SALT LAKE CITY – An Idaho professor has been charged with falsely claiming that he had mailed a dangerous substance to a trustee overseeing his bankruptcy case in Utah, federal authorities said Thursday.

The trustee received a plastic bag of brown pellets wrapped with a message: “Termites or hantavirus from mice?” Assistant U.S. Attorney Trina Higgins said.

Hantavirus is a potentially fatal disease passed through rodent droppings. Tests showed the contents were not hazardous, Higgins said.

Thomas F. Hale, 61, pleaded not guilty in federal court Thursday, two days after he was arrested at Salt Lake City International Airport after a flight from Chicago.

He is a history professor at Idaho State University in Pocatello, Idaho, and owns a house in Salt Lake City. In October 2005, Hale filed for Chapter 13 bankruptcy protection, which allowed him to propose a plan to pay his creditors.

A judge, however, rejected the plan, converted the case to Chapter 7 and appointed trustee Elizabeth Loveridge to control Hale’s finances.

A three-count indictment charges Hale with committing a hoax with the threat of a dangerous substance, giving a false statement in the bankruptcy case, and concealing his ownership of the Salt Lake City home, which he was selling for $395,000.
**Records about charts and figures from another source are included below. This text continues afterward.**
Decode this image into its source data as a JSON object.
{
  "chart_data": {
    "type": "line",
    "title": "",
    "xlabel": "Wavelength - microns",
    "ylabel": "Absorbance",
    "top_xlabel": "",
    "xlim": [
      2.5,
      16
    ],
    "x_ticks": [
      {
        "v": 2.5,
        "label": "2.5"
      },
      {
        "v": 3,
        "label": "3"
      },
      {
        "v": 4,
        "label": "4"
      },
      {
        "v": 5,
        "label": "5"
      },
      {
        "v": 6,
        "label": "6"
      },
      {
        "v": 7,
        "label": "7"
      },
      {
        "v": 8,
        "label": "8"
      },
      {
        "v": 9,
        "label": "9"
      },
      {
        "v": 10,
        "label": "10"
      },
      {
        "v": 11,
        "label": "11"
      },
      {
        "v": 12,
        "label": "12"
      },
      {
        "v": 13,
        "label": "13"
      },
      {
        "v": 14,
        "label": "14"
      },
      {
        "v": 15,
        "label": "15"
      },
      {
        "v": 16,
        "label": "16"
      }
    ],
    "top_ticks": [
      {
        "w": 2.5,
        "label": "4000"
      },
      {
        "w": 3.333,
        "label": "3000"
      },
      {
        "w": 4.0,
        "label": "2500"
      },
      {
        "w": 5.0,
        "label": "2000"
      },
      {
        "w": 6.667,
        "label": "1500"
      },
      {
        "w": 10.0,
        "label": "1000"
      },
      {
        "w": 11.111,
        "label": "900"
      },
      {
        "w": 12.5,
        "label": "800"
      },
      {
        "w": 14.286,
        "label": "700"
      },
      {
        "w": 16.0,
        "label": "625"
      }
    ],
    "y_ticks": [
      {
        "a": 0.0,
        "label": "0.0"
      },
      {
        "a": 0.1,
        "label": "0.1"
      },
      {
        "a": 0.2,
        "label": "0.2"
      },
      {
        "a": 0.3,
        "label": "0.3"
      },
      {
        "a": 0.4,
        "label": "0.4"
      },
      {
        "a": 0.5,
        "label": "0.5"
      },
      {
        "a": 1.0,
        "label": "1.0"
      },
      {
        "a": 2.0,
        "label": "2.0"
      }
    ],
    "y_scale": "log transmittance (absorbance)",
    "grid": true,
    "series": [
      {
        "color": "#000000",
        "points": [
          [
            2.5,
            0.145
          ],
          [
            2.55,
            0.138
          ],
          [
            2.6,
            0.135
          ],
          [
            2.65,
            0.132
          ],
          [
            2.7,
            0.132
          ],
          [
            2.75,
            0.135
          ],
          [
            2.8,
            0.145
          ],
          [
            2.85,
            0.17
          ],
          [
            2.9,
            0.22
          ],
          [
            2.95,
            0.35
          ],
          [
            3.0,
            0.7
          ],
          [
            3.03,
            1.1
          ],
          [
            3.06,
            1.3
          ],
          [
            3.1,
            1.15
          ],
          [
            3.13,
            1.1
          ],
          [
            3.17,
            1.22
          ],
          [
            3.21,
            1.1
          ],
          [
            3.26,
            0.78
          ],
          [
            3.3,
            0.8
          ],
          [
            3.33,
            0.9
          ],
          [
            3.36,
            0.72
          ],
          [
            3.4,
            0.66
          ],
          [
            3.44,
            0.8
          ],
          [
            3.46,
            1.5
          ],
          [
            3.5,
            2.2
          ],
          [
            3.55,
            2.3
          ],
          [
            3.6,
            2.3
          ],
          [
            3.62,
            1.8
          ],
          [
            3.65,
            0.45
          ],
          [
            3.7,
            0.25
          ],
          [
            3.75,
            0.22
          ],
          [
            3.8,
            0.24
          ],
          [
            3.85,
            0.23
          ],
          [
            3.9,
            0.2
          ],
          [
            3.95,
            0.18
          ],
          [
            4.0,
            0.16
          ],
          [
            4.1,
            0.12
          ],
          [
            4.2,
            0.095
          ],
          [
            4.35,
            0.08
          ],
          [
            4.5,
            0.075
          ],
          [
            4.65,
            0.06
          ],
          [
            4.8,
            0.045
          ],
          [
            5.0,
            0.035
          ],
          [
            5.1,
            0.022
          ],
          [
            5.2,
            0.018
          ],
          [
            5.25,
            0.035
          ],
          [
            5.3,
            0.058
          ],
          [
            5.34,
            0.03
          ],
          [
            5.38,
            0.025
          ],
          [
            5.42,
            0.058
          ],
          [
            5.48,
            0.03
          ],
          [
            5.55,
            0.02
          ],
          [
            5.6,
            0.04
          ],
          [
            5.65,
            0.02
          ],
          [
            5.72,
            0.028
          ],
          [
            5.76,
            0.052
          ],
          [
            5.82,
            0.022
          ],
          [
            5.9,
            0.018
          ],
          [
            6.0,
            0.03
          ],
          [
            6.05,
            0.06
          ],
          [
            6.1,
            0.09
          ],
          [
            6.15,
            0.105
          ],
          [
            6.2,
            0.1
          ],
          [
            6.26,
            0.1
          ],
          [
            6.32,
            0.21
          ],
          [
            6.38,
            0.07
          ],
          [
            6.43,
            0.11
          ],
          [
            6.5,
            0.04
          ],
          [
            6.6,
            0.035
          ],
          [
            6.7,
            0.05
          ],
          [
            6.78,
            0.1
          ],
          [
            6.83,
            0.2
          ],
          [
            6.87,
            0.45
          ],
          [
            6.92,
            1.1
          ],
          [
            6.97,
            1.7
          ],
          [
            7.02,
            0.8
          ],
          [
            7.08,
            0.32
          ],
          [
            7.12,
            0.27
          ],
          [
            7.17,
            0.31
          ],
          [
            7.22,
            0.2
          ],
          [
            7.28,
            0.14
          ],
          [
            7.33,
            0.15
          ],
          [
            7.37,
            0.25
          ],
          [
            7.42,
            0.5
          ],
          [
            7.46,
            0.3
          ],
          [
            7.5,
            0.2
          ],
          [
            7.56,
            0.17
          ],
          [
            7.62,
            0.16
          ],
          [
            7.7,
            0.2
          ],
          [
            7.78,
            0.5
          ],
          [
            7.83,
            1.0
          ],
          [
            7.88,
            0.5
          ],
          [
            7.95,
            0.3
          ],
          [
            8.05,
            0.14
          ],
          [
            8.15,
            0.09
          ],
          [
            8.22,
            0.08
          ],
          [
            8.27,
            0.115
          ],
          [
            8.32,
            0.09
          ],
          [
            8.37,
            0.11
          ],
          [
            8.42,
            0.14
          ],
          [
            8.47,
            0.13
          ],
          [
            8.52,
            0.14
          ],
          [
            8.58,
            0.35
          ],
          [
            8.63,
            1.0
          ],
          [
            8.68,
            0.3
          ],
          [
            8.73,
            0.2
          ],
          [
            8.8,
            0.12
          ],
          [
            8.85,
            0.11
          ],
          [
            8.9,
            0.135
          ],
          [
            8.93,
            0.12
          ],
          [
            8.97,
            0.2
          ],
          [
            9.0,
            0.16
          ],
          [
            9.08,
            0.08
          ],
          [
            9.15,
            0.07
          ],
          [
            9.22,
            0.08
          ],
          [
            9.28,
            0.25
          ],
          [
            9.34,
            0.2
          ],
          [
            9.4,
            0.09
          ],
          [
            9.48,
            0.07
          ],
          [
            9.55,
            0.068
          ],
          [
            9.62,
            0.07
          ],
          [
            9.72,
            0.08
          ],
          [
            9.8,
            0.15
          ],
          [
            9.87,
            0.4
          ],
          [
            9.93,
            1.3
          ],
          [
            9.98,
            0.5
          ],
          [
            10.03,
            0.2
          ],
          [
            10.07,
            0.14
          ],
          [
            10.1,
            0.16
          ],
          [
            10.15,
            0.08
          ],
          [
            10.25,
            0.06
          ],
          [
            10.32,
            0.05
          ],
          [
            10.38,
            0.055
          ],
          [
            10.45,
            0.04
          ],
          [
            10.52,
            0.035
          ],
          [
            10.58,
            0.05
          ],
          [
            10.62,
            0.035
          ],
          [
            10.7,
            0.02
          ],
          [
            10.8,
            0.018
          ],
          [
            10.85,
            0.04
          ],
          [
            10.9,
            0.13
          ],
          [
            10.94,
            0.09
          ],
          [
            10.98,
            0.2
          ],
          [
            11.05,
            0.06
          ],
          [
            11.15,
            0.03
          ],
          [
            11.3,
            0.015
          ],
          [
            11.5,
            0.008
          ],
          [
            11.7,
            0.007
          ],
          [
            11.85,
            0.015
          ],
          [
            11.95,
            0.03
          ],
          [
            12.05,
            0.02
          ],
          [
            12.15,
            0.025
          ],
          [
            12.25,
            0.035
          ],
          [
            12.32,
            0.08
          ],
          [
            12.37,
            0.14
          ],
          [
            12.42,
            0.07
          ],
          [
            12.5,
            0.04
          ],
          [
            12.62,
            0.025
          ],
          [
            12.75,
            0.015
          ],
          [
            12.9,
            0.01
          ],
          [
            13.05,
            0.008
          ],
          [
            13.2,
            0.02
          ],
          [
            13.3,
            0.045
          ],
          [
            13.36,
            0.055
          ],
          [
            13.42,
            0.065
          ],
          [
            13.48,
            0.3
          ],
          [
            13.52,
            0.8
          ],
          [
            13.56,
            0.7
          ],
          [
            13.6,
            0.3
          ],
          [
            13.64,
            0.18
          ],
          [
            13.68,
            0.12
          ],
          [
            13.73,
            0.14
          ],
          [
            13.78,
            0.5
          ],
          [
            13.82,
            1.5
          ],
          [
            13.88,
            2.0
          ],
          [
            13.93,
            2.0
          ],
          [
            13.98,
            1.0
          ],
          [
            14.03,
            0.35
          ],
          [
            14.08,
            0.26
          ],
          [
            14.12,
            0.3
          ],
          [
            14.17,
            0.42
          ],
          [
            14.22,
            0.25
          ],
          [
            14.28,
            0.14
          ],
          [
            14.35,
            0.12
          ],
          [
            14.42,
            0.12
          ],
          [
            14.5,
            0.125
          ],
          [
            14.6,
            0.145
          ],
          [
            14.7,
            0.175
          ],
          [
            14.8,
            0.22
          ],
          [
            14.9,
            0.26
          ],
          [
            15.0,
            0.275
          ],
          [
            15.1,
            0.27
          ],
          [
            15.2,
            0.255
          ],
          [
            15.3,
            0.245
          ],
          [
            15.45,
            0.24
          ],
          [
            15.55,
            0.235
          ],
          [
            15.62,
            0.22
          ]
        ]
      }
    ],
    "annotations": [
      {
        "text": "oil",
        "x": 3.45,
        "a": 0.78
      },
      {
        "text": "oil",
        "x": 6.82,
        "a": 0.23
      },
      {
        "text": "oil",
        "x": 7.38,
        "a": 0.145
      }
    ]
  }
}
U.S. Magistrate Judge Paul Warner agreed to release Hale but said he must undergo mental-health treatment.

Defense attorney Larry Keller said Hale sent the package because he felt Loveridge was mismanaging his rental properties and tenants were complaining about termites.

Warner said the explanation was “interesting.”

Keller acknowledged that sending the envelope wasn’t the “appropriate thing to do … in a post-9/11 world.”

A trial was set for March 5. The hoax charge carries a maximum penalty of 30 years in prison. The others each carry a five-year maximum punishment.

Hale sent Loveridge a fax Nov. 16 telling her that he planned to send bankruptcy documents and something that needed to be checked by hazardous-materials experts, Higgins, the prosecutor, said.

Loveridge received the envelope on Nov. 20 and contacted Salt Lake City police. A bomb squad and the fire department’s hazardous-materials team took the envelope and found it contained nothing harmful, FBI spokesman O. Scott Wall said.

A technician, Ryan Mellor, said it turned out to be some kind of powder.